Kinerja KPU yang tak profesional dan berubahnya sistem pendaftaran
calon pemilih menghasilkan daftar pemilih tetap busuk ”yang
mencurigakan”. Akibatnya, Pemilu 2009 mengalami cacat kepercayaan. DPT
mengalami penggelembungan dan penggembosan sekaligus.



Menggelembung karena penggandaan dan menggembos karena jutaan pemilih
tak terdaftar. Akibatnya, golput pun membengkak, baik karena yang
sengaja enggan memilih maupun karena terpaksa tidak bisa mencontreng.
Tidak mustahil angka golput untuk Pemilu Legislatif 2009 dapat
mencapai lebih dari 30 persen.



Artinya, golput mengalahkan Partai Demokrat, Partai Golkar, dan PDI-P,
yang berdasarkan hitung cepat Lembaga Survei Indonesia diramalkan
meraih suara nasional masing-masing 20,29 persen, 14,77 persen, dan
14,28 persen.
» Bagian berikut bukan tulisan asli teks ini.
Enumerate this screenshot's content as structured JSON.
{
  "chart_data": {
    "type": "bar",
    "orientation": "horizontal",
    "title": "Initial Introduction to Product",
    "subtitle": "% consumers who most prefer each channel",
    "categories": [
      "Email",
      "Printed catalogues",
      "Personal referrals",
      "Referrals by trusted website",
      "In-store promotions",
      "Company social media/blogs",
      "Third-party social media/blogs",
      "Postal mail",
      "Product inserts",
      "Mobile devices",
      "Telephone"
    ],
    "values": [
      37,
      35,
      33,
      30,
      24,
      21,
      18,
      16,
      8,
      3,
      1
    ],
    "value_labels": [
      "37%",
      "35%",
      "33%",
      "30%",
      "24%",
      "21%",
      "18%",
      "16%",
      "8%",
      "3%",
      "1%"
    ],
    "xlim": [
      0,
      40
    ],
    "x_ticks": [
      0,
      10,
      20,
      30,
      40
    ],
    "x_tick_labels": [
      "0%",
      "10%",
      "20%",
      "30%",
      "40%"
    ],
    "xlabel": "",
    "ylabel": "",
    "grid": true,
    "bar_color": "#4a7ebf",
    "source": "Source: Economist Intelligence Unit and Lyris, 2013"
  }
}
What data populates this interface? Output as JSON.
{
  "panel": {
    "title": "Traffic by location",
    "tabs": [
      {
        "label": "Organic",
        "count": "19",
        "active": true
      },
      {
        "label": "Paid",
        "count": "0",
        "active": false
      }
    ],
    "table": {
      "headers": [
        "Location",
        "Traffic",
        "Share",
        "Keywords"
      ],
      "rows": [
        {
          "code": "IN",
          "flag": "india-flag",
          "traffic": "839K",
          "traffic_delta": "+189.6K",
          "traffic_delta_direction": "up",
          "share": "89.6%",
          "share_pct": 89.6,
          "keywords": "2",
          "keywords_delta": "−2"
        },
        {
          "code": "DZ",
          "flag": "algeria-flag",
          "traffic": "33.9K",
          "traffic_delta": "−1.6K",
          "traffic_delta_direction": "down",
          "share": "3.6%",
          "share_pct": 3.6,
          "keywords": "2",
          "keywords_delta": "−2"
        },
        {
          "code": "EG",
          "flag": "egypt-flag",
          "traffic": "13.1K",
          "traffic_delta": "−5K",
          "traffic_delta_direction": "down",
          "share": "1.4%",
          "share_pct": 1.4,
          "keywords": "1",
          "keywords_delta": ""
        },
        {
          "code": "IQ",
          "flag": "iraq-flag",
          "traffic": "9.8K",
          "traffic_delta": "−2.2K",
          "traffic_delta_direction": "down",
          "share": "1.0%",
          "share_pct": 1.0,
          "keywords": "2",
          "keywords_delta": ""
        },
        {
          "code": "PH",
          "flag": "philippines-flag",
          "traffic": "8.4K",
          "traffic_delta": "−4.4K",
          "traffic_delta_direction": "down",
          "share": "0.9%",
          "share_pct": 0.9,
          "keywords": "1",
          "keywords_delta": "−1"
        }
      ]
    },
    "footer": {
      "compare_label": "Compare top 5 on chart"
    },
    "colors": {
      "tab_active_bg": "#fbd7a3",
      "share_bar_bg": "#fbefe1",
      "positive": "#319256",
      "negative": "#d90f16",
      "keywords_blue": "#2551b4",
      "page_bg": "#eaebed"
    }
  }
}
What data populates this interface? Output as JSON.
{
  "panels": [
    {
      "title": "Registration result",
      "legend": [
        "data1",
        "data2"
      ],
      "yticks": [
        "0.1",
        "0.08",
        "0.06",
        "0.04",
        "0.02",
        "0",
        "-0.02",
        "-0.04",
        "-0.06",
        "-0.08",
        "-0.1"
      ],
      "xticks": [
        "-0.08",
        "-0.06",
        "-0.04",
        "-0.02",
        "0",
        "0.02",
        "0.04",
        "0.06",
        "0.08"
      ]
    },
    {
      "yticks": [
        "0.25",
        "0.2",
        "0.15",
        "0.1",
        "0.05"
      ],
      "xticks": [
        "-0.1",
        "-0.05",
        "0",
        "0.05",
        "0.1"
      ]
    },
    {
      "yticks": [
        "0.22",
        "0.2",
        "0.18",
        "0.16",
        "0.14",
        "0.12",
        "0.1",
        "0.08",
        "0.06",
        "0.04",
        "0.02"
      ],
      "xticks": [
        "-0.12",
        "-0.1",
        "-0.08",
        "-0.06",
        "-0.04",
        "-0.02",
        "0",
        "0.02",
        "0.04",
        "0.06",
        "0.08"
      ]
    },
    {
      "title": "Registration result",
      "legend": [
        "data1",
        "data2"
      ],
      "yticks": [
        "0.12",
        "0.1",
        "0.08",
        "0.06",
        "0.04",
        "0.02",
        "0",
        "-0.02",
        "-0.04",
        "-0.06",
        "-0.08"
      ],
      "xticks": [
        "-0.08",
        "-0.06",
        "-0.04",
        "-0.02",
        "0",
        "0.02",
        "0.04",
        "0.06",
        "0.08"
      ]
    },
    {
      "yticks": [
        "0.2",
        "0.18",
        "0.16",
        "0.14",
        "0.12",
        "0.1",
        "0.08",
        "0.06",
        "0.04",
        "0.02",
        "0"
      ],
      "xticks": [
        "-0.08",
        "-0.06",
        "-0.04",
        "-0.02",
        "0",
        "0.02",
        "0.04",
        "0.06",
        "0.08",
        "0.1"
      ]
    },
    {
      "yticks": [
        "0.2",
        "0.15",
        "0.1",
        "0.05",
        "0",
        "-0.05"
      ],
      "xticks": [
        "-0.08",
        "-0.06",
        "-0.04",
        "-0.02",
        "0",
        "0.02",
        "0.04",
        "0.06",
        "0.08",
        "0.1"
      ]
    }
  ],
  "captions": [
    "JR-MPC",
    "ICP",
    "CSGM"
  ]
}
Bila perhitungan nasional memasukkan suara golput,
Partai Demokrat hanya meraih 14 persen dari penduduk berusia 17 tahun
ke atas, Partai Golkar dan PDI-P masing-masing cuma 10-an persen.
Jadi, golput secara de facto memenangi Pemilu Legislatif 2009.



Hak konstitusional



Golongan putih adalah hak konstitusional, hak memilih untuk tidak
memilih, yang dilindungi UUD 1945 Pasal 28E Ayat 2, Setiap orang
berhak atas kebebasan meyakini kepercayaan, menyatakan pikiran dan
sikap, sesuai dengan hati nuraninya. Golput merupakan deklarasi
perlawanan dan perjuangan yang tecermin dari wajah ganda golput, yaitu
konfrontatif dan korektif. Melawan secara konfrontatif terjadi dalam
rezim fasis-militeristik Soeharto-Orde Baru, sedangkan melawan dengan
paduan korektif dan konfrontatif sekarang terjadi dalam ruang
demokrasi yang dikuasai kekuatan politik-ekonomi soehartois-orbais.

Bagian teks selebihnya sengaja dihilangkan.